National Adoption Month: You Can Be a Child’s Hope

Opinion   |   Ryan Bomberger   |   Nov 15, 2011   |   1:29PM   |   Washington, DC

Adoption unleashes purpose. My life and millions of others like me reveal this undeniable truth. One woman’s selfless choice made my life possible. One couple’s sacrifice made my possibilities come to life.

At The Radiance Foundation we have this radical notion that, many times in life, the best things are unplanned. Big Abortion desperately tries to ignore and even vilify the beauty of adoption. But as an adoptee and adoptive father, I am the proof they are wrong.

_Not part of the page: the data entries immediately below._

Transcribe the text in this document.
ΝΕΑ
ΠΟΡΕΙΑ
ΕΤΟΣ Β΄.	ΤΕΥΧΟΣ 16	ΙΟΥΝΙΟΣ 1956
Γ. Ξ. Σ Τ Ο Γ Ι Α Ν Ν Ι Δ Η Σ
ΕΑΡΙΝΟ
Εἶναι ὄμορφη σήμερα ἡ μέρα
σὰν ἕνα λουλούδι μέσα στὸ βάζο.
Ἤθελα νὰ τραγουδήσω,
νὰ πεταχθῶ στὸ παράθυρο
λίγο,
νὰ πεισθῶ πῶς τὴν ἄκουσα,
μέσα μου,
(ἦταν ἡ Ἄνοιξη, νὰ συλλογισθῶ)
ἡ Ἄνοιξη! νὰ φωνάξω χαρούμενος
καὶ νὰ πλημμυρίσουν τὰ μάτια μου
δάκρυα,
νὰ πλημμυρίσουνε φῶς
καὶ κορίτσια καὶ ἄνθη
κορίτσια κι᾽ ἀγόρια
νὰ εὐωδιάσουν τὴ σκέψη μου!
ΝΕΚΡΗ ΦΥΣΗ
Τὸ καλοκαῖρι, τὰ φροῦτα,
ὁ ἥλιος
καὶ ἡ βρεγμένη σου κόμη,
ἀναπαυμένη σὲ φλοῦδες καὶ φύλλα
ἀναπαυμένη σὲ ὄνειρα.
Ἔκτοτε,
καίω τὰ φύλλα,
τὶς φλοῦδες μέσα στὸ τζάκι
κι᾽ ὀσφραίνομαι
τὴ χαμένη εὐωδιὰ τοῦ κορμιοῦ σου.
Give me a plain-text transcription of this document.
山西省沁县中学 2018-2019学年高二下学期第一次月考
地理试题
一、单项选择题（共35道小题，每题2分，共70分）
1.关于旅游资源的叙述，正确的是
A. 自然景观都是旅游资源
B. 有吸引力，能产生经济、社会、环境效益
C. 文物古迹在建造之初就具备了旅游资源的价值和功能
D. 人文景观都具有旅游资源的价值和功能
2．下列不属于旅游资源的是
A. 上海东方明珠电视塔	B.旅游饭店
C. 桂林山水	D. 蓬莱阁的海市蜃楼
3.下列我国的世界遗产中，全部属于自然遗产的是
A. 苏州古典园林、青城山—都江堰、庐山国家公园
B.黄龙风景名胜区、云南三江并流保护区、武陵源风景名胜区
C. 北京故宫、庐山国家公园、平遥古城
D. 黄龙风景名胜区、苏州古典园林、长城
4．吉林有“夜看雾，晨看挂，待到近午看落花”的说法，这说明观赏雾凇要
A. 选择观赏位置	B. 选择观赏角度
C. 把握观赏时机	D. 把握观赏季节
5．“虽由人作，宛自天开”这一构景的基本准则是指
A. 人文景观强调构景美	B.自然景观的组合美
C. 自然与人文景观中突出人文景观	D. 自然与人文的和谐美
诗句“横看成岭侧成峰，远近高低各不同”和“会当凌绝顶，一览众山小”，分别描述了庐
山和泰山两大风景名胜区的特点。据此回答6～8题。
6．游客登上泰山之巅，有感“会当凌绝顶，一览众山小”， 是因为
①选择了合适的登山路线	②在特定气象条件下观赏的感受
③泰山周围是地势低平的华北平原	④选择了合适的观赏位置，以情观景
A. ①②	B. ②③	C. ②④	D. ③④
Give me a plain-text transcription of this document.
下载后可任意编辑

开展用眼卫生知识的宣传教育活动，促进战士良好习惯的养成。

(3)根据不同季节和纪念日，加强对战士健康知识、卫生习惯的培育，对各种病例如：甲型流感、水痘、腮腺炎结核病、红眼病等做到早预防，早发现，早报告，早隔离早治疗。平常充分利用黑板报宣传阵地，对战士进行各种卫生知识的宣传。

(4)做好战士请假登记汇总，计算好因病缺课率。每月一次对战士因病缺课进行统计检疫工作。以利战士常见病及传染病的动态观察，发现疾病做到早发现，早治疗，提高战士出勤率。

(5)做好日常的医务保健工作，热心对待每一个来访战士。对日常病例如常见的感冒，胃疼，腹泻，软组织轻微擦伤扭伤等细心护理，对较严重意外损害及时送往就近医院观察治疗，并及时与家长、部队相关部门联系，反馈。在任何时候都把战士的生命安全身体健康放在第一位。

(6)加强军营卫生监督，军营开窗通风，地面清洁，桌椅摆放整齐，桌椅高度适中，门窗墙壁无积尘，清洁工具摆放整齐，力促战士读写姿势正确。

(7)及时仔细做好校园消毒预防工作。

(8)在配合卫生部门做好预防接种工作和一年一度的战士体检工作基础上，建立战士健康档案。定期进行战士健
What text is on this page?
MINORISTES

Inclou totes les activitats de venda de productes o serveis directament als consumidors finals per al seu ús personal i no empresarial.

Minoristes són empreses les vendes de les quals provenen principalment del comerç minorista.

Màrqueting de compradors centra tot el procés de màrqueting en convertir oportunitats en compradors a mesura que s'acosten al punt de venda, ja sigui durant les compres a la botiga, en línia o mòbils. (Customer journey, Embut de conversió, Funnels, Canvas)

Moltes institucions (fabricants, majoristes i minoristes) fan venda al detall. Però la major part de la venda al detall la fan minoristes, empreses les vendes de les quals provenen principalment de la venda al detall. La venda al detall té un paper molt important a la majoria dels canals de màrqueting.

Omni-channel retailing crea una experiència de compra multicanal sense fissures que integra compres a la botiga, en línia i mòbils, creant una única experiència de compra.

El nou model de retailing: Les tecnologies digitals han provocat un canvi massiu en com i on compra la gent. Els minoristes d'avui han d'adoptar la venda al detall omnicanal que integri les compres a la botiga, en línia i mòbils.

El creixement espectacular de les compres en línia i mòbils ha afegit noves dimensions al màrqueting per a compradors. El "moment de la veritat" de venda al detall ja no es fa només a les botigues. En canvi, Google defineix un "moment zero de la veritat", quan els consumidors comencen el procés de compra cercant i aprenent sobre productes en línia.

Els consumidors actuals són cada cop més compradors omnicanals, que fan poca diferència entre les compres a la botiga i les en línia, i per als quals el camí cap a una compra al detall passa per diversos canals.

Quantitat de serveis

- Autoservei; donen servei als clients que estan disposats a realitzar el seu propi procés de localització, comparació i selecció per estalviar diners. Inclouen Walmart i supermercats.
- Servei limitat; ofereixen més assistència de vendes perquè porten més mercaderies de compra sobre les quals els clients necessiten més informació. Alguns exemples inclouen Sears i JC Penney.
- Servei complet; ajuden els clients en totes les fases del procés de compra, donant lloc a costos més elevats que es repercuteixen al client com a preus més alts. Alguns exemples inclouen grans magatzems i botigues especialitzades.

For Christians, adoption should be second nature. There is no salvation without spiritual adoption. And yet, a small number of orphaned children, right here in the United States of America, await salvation in the form of physical adoption and the love that flows from this form of beautiful sacrifice.

In 2011 we still fight a eugenic mindset that adoption is an inferior form of family. Henry Goddard, famed psychologist and eugenicist (who coined the term ‘moron’) called adoption a “crime against those yet unborn”.  Eugenicists like Goddard, who concocted voluminous false evidence in order to advocate for the elimination of the “unfit”, despised adoption. Illegitimate children, in their pseudoscientific estimation, were the result of promiscuity, a trait they considered “feeble-minded”, and possessed inferior hereditary characteristics that endangered the future happiness of families.

The same warped mindset that brought about the abortion of over 53 million unborn children, since 1973, also campaigned against adoption. Margaret Sanger, herself, in an interview with Mike Wallace in 1957, bemoaned the birth of those “already marked when they’re born.” She called giving birth to such children “the greatest sin in the world.”  This hate against our own posterity is the immutable foundation of the nation’s largest abortion chain.

This explains why Planned Parenthood aborts 340 children for every ONE adoption referral. Their tragic philosophy that “unintended” equals “unwanted” equals “unloved” is disproven every day by the millions who have been adopted since Sanger uttered those words.

November is National Adoption Month. Not only should we celebrate the beauty of adoption, but the urgent necessity of adoption, orphan and foster care.

Recently, I attended a meeting where Jim Daly, CEO/President of Focus on the Family spoke hypothetically about the New York Times running the headline: “Christians Adopt All Children in System.” It was a powerful statement, and one I know he and many other like-minded prolife individuals strive to make reality.

It’s not impossible. In fact, looking at the numbers, it’s seems incredibly achievable. In 2008, out of the 463,00 children in the foster care system, 111,225 are waiting for adoption, according to the most recent statistics from the Department of Health and Human Services. The Pew Research Institute reports that Evangelicals and Catholics make up 26.3% and 23.9%, respectfully, of the US adult population. Census Bureau data indicates this would amount to 117,751,128 adults. (I’m using the two largest religious affiliations to show how only a portion of our nation’s religious make-up can eradicate the orphan crisis here in the United States.) That’s 1058 adults for every single child that’s available for adoption through foster care—sounds like a pretty good ratio.

There are some conditions of our humanity that are solvable. Adoption of the fatherless (and motherless) is one of them.  During this month, if you haven’t yet heard an appeal in your church or workplace about National Adoption Day or National Adoption Month find out more and share it with your Evangelical, Catholic, Mainline, or even unaffiliated friends.

My life was forever changed. Another child’s life, as well as yours, can be too.  Adopt. Be the Hope.